もうひとつ、映画をきっかけにあらためて考えたアートの意味についてですが、私は1999年から2016年まで、札幌学院大学で「演劇とアートマネジメント」という授業を担当しました。毎年、最初の授業でこんな問いかけをしていました。
「人間はどんな状況で、どんな原因で死ぬか」。病気、事故、災害、自殺、戦死などなどの状況と、餓死、溺死などの死因と、ありとあらゆる死の状況を事細かに、黒板を埋め尽くすほど挙げてもらいました。そして次に、この中で人間の努力で回避できるものはどれか、考えてもらい、そして最後に人間の力ではどうしようもない死があることを確認しました。「かつては疫病、なんていうのもあったよね」とのんきに話した数年後に、まさか小説で読んだような状況にみまわれるとは想像もしませんでした。
学生に考えてもらったのは「人間の力でどうすることもできないことに出会った時、人間はどうするか」でした。その最たるものとして「死」に直面した時、あるいは死を免れようとするとき、人はどうするだろうか、想像してもらいました。
おそらく人は「祈る」しかないだろう。祈りは無力かもしれない。それでも人は祈るだろう。ひとりではなく寄り集まって祈るだろう。その時、声を出したり、何か音を出したり、身体を動かしたりするのではないか。アートというのは、そういうところから始まったのではないか。そんな話をしました。

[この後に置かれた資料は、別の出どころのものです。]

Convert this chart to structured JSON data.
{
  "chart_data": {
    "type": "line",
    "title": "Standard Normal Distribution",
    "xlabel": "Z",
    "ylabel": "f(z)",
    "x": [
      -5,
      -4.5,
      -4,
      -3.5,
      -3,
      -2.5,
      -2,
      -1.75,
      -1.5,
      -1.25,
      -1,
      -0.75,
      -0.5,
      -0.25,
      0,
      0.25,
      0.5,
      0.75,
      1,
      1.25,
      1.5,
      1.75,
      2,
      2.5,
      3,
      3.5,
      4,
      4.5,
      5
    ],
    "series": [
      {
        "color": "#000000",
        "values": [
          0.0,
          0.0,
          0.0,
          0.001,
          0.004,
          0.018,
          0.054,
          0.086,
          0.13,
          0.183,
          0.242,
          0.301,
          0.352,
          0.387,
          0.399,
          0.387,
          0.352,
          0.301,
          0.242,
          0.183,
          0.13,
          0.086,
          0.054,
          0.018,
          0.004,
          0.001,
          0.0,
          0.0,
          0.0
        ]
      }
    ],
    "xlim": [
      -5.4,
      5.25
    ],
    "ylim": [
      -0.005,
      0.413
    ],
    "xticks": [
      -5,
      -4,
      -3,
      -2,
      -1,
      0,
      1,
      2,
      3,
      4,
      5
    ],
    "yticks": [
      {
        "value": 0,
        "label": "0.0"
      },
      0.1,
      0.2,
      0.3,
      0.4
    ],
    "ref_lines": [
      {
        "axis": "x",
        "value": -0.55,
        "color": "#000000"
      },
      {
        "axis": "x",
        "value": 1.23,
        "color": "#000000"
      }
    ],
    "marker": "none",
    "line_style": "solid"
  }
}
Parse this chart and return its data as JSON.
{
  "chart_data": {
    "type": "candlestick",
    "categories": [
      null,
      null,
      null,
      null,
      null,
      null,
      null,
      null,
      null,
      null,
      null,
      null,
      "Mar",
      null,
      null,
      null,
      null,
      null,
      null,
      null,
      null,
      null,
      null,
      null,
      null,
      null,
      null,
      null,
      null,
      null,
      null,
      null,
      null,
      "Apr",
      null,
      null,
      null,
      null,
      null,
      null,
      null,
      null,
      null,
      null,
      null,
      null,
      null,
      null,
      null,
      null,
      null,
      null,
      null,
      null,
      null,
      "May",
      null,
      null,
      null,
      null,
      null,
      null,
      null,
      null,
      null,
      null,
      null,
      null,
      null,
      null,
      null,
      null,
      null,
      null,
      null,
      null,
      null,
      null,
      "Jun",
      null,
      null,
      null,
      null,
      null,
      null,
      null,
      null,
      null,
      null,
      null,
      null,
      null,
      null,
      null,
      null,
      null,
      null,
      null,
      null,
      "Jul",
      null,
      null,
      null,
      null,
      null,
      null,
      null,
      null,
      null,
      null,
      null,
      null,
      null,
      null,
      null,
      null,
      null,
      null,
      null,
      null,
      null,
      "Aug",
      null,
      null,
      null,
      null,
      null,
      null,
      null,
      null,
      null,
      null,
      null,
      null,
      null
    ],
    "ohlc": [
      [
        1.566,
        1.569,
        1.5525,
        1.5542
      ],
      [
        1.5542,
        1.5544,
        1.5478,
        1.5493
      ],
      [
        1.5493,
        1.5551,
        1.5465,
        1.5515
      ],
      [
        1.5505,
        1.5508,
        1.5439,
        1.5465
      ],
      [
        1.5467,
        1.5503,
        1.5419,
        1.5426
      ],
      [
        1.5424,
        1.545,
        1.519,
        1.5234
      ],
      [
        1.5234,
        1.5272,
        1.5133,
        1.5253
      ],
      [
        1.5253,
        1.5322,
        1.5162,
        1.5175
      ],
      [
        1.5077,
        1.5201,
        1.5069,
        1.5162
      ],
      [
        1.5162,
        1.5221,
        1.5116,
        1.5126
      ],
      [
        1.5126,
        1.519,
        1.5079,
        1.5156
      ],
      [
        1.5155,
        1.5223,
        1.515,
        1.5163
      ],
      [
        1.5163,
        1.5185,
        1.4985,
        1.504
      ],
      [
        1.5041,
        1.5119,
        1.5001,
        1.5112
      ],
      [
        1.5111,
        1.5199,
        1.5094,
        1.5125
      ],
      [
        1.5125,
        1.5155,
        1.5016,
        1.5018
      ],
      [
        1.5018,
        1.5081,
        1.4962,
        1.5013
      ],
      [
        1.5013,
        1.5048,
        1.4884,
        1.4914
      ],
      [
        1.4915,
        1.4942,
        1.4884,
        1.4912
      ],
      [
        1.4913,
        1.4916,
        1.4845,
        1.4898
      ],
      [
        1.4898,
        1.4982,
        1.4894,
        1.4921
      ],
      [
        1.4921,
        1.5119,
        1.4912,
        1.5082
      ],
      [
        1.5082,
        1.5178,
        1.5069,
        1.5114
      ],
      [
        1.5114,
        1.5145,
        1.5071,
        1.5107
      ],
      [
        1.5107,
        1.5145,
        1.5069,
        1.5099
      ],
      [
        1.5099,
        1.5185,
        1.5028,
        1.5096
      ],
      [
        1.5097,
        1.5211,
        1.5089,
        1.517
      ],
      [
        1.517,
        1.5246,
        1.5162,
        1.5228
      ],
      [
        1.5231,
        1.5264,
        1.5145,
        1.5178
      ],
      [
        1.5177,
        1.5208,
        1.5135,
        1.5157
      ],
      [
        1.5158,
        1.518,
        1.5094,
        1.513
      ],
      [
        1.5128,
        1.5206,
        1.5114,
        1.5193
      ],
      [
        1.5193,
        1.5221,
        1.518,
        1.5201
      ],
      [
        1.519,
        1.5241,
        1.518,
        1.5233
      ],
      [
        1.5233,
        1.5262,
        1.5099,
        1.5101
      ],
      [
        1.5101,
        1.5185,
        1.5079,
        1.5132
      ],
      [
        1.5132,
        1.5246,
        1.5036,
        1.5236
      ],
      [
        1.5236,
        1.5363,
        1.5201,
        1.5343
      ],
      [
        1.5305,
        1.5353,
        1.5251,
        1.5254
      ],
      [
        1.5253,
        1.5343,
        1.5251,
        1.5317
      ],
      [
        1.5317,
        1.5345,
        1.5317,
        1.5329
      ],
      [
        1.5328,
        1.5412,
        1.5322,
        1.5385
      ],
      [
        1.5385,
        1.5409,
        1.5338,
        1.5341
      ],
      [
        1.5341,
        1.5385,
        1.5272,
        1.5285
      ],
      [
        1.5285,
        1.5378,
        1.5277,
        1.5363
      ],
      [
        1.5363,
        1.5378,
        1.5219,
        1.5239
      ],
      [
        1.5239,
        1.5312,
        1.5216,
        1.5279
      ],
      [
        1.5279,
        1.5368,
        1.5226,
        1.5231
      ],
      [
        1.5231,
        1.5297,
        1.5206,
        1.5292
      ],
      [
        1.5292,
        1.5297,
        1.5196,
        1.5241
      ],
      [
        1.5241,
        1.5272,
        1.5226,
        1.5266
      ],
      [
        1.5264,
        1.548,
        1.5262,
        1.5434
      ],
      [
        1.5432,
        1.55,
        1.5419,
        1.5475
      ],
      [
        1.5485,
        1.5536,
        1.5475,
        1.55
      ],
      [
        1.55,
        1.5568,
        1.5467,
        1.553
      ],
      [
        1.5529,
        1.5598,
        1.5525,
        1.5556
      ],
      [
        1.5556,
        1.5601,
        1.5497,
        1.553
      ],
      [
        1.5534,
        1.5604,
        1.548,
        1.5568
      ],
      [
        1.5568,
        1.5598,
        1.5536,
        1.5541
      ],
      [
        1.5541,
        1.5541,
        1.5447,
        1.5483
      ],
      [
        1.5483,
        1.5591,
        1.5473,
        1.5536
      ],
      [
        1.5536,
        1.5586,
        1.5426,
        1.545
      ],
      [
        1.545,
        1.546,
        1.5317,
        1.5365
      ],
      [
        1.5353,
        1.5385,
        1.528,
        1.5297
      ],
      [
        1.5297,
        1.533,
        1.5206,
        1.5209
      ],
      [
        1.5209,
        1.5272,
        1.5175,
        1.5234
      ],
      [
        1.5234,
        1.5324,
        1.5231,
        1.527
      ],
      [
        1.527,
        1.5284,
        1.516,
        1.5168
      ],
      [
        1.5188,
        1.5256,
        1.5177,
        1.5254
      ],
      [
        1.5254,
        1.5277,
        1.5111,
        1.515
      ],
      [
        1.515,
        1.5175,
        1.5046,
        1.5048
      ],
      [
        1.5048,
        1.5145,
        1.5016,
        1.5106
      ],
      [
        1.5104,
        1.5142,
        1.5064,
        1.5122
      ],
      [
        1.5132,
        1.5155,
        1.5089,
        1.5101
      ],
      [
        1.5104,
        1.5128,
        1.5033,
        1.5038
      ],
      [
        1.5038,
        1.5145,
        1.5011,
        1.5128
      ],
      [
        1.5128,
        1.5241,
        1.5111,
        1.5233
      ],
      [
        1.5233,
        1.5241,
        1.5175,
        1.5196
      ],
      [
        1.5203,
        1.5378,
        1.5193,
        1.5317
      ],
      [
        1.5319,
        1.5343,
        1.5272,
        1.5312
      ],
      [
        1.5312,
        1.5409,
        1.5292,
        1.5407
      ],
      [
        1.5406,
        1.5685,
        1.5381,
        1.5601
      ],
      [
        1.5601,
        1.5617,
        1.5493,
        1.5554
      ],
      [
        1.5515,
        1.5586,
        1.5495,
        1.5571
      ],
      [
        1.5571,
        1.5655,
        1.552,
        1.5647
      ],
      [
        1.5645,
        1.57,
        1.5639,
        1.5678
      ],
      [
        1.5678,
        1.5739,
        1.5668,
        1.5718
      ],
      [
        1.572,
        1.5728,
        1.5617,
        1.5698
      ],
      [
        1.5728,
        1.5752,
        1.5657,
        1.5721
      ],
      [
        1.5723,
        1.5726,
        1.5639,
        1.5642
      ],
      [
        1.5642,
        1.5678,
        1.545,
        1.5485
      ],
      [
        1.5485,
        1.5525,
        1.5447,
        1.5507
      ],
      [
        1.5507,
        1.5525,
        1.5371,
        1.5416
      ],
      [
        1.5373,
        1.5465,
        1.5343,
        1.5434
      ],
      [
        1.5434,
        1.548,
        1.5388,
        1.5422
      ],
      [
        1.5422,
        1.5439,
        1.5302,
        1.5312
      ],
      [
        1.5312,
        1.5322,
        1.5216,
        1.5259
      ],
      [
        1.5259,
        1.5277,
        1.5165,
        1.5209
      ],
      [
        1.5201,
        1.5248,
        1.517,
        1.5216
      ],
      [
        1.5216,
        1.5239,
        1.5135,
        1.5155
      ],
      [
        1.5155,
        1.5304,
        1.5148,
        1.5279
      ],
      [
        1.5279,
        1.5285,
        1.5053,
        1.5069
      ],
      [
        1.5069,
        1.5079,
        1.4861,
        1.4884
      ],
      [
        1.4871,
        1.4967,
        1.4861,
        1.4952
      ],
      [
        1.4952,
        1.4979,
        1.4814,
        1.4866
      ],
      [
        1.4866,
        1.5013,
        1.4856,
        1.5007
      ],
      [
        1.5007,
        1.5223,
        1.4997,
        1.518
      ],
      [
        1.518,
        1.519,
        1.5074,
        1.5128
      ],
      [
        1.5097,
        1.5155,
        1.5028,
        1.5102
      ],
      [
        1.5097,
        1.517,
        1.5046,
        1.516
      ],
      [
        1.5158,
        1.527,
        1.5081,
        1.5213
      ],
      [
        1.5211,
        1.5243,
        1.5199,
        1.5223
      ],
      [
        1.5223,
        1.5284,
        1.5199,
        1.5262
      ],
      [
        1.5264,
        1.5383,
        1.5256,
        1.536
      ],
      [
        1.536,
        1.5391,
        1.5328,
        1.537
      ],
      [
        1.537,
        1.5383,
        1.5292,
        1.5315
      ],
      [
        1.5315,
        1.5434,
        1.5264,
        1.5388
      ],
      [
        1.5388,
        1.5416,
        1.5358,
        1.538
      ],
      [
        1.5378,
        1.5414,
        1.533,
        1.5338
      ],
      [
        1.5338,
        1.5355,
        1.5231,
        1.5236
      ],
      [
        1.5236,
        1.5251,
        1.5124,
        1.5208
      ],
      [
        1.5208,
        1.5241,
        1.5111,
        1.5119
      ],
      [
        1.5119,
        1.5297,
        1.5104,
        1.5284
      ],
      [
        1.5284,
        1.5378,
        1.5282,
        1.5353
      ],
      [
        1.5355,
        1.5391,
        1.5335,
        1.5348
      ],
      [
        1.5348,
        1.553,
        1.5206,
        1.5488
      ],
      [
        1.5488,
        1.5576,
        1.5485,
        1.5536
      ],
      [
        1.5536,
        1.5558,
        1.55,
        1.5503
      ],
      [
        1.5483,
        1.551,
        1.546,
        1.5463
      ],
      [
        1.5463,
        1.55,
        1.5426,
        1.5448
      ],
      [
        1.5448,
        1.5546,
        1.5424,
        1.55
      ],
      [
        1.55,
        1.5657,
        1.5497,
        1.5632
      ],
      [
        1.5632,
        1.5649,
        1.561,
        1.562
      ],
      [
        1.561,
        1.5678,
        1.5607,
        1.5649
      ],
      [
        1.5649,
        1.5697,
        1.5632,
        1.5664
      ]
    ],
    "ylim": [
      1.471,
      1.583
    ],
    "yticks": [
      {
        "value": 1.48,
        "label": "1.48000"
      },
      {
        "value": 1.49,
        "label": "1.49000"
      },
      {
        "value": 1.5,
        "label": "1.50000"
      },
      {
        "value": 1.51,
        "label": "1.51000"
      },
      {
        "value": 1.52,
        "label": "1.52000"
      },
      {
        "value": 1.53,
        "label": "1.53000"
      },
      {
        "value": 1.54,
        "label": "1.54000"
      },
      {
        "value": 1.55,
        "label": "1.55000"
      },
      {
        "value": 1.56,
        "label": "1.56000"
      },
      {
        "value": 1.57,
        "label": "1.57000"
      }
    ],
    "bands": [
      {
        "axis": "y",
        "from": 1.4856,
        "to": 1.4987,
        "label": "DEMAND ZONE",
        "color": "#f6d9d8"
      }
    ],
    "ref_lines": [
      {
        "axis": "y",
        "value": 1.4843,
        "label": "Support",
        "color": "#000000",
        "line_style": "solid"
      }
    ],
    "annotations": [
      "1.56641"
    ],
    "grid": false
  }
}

友人の三上敏視さんによる「神楽ビデオジョッキー」は、日本各地の山間などで数百年にわたって受け継がれている「神楽」を丹念に踏査、撮影し、解説とともに上映するものです。人間の命を左右する自然、「恵み」と「脅威」、両方を与える自然との折り合いをどうつけるか、それが各地の神楽に共通して込められた意味であるように思います。10年あまり見続けてきて、人間にとってアートと呼ばれるものの原型はここにあると感じています。
またシェークスピアの翻訳で知られる松岡和子さんは、弦巻啓太さんとの対談でこんなことを言っています。
人間の究極の願望は、「死んじゃった人にもう一回会いたい」だと思うんですね。心残りだし、一言ありがとうって言うだけでいいから、ごめんねって言えるだけの瞬間でいいから生き返ってほしいというのが、人間の究極の願望じゃないかと思う。シェイクスピアのロマンス劇とか、『十二夜』みたいなお芝居の中では、それが実現するんですよね。
世阿弥の夢幻能がいつの時代にも目新しくひとの心を打つのも、やはり死んだ人の想いに耳を傾け、もう一度会いたい願いをかなえる構造をもっているからでしょう。
東日本大震災について、失われた命と失われたまちの記憶について、たくさんの表現活動がありますが、私が知りえただけでも、陸前高田のまちの変遷に寄り添った瀬尾夏美さんの「二重のまち」、「花の寝床」ほか(絵と文章)、東北学院大学震災の記録プロジェクト金菱清ゼミナールによる「呼び覚まされる霊性の震災学―3・11生と死のはざまで」、畠山直哉の一連の震災関連写真など、これらはアートだけが担える人間にとって重要な仕事だと思います。